J’ai commencé à m’intéresser sérieusement à la musique quand j’avais environ douze ans. A cet âge-là, j’aimais beaucoup le rock, et même plutôt le metal. Le premier groupe dont j’ai été vraiment fan, c’est AC/DC. Ça a commencé quand un cousin m’a passé des cassettes où il y avait aussi Black Sabbath, Deep Purple. Pour ce qui concerne plus directement mes propres chansons, je me suis beaucoup intéressé ensuite au psychédélisme sous toutes ses formes, notamment à son influence sur la musique brésilienne. J’ai aussi beaucoup écouté de jazz à partir de seize ans. Je comprends donc que ce soit difficile de trouver des références dans mes chansons, d’autant plus que je fais exprès de brouiller les pistes. J’essaie d’éviter au maximum de laisser des références trop en évidence, même pour moi-même. Quand je m’aperçois que je suis en train de copier quelqu’un ou d’imiter un autre, je change parce que ça ne me plaît pas.
J’ai cru aussi entendre des références au monde de l’enfance dans tes chansons.
Tout à fait. Mes deux premiers albums que j’ai enregistré tout seul parlent presque uniquement de mon enfance et de mon adolescence. Il en reste sans doute quelque chose dans les albums les plus récents. C’est peut-être plus facile à percevoir au niveau de la musique mais c’est présent dans les paroles aussi. Je ne sais pas pourquoi en fait. Parfois, j’ai l’impression que je suis en train de me psychanalyser par l’entremise de mes chansons. J’ai même apporté toutes les paroles de Mariposario à ma thérapeute pour qu’elle m’aide à en saisir le sens.
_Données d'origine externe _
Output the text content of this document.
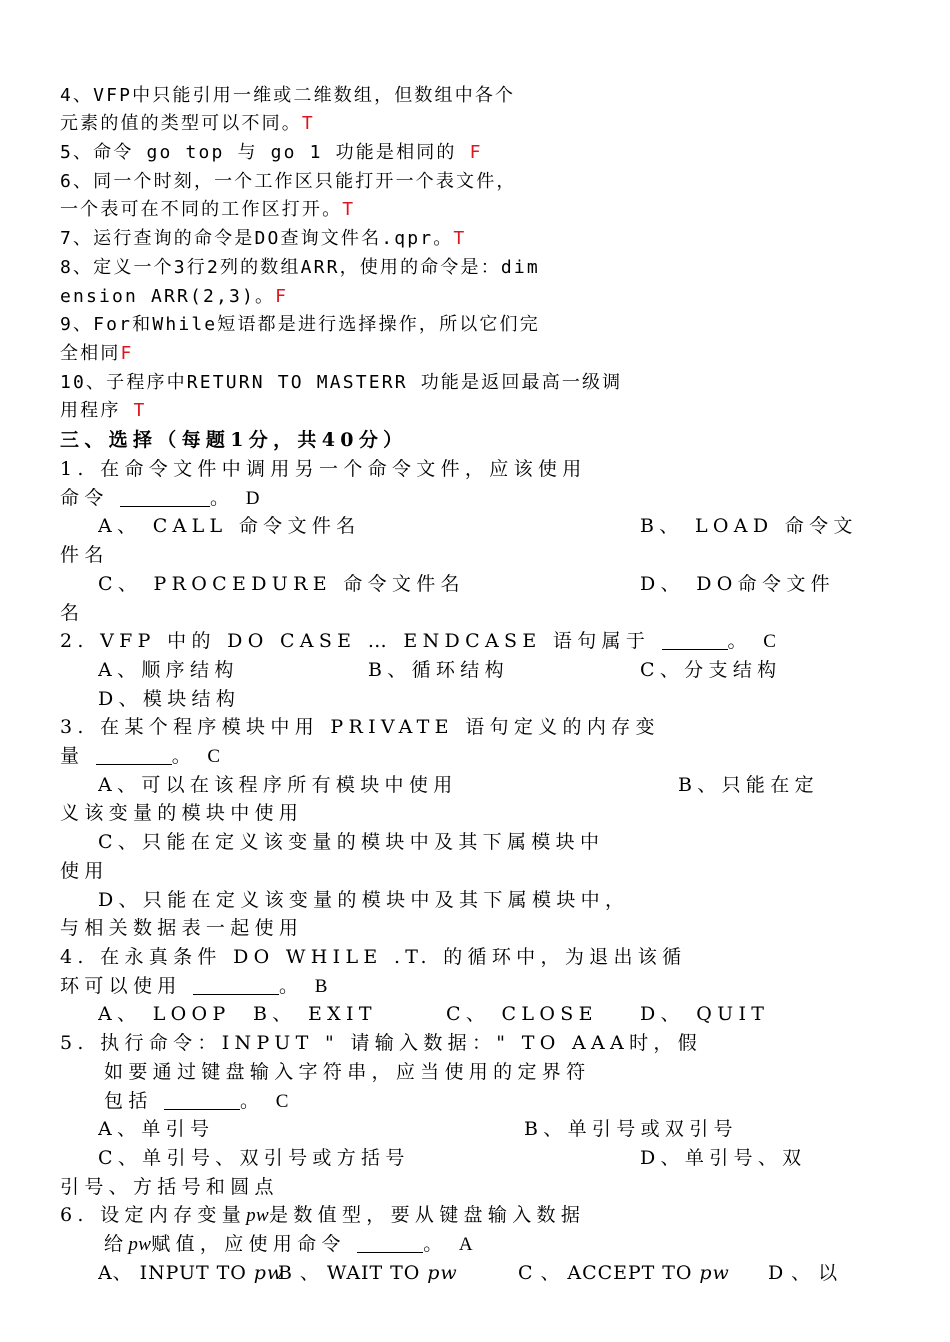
4、VFP中只能引用一维或二维数组，但数组中各个
元素的值的类型可以不同。T
5、命令 go top 与 go 1 功能是相同的 F
6、同一个时刻，一个工作区只能打开一个表文件，
一个表可在不同的工作区打开。T
7、运行查询的命令是DO查询文件名.qpr。T
8、定义一个3行2列的数组ARR，使用的命令是：dim
ension ARR(2,3)。F
9、For和While短语都是进行选择操作，所以它们完
全相同F
10、子程序中RETURN TO MASTERR 功能是返回最高一级调
用程序 T
三、选择（每题1分，共40分）
1. 在命令文件中调用另一个命令文件，应该使用
命令	。 D
A、 CALL 命令文件名	B、 LOAD 命令文
件名
C、 PROCEDURE 命令文件名	D、 DO命令文件
名
2. VFP 中的 DO CASE … ENDCASE 语句属于	。 C
A、顺序结构	B、循环结构	C、分支结构
D、模块结构
3. 在某个程序模块中用 PRIVATE 语句定义的内存变
量	。 C
A、可以在该程序所有模块中使用	B、只能在定
义该变量的模块中使用
C、只能在定义该变量的模块中及其下属模块中
使用
D、只能在定义该变量的模块中及其下属模块中，
与相关数据表一起使用
4. 在永真条件 DO WHILE .T. 的循环中，为退出该循
环可以使用	。 B
A、 LOOP B、 EXIT	C、 CLOSE D、 QUIT
5. 执行命令：INPUT " 请输入数据：" TO AAA时，假
如要通过键盘输入字符串，应当使用的定界符
包括	。 C
A、单引号	B、单引号或双引号
C、单引号、双引号或方括号	D、单引号、双
引号、方括号和圆点
6. 设定内存变量pw是数值型，要从键盘输入数据
给pw赋值，应使用命令	。 A
A、 INPUT TO pw
B 、 WAIT TO pw	C 、 ACCEPT TO pw D 、 以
Et le passage en français sur les chats dans Femme Plastique – » Je cherche des chats/Et je bois leur sang/Pour vivre leur vie » – elle en a dit quoi ?
(Rire.) C’est étrange, ça. Mes deux premiers albums étaient très centrés sur mon passé : mon enfance, mon adolescence. Mon troisième album Cronópio?, 2018 – et dans le nouveau, j’ai l’impression de m’intéresser davantage au présent. C’est en tous cas comme cela que j’interprète le passage que tu cites : quand j’ai déménagé à Toulouse, j’ai commencé par vivre quelques mois chez Pierre avant de m’installer dans mon propre appartement. Pendant cette période, je m’occupais souvent des chats des gens et des amis qui partaient en voyage, tout en cherchant moi-même un abri. Il y a toujours quelque chose de très autobiographique que je n’arrive pas à fuir dans ces textes, même les plus bizarres.
Il y a aussi un élément très visuel, presque surréaliste dans tes paroles.
Je connais assez mal le surréalisme. J’ai un peu la même approche que pour les instruments quand j’écris un texte. Si les paroles sont trop familières, trop proches du cliché, ça ne me plaît pas. C’est pour cela que j’utilise souvent des images empruntées aux rêves. Elles ont une syntaxe très différente du langage usuel. Au début, c’est souvent très nébuleux, même pour moi, et puis le sens finit par surgir, parfois très longtemps après.
Tu continues de jouer toi-même la plupart des instruments. Est-ce que c’est davantage une nécessité matérielle ou un choix ?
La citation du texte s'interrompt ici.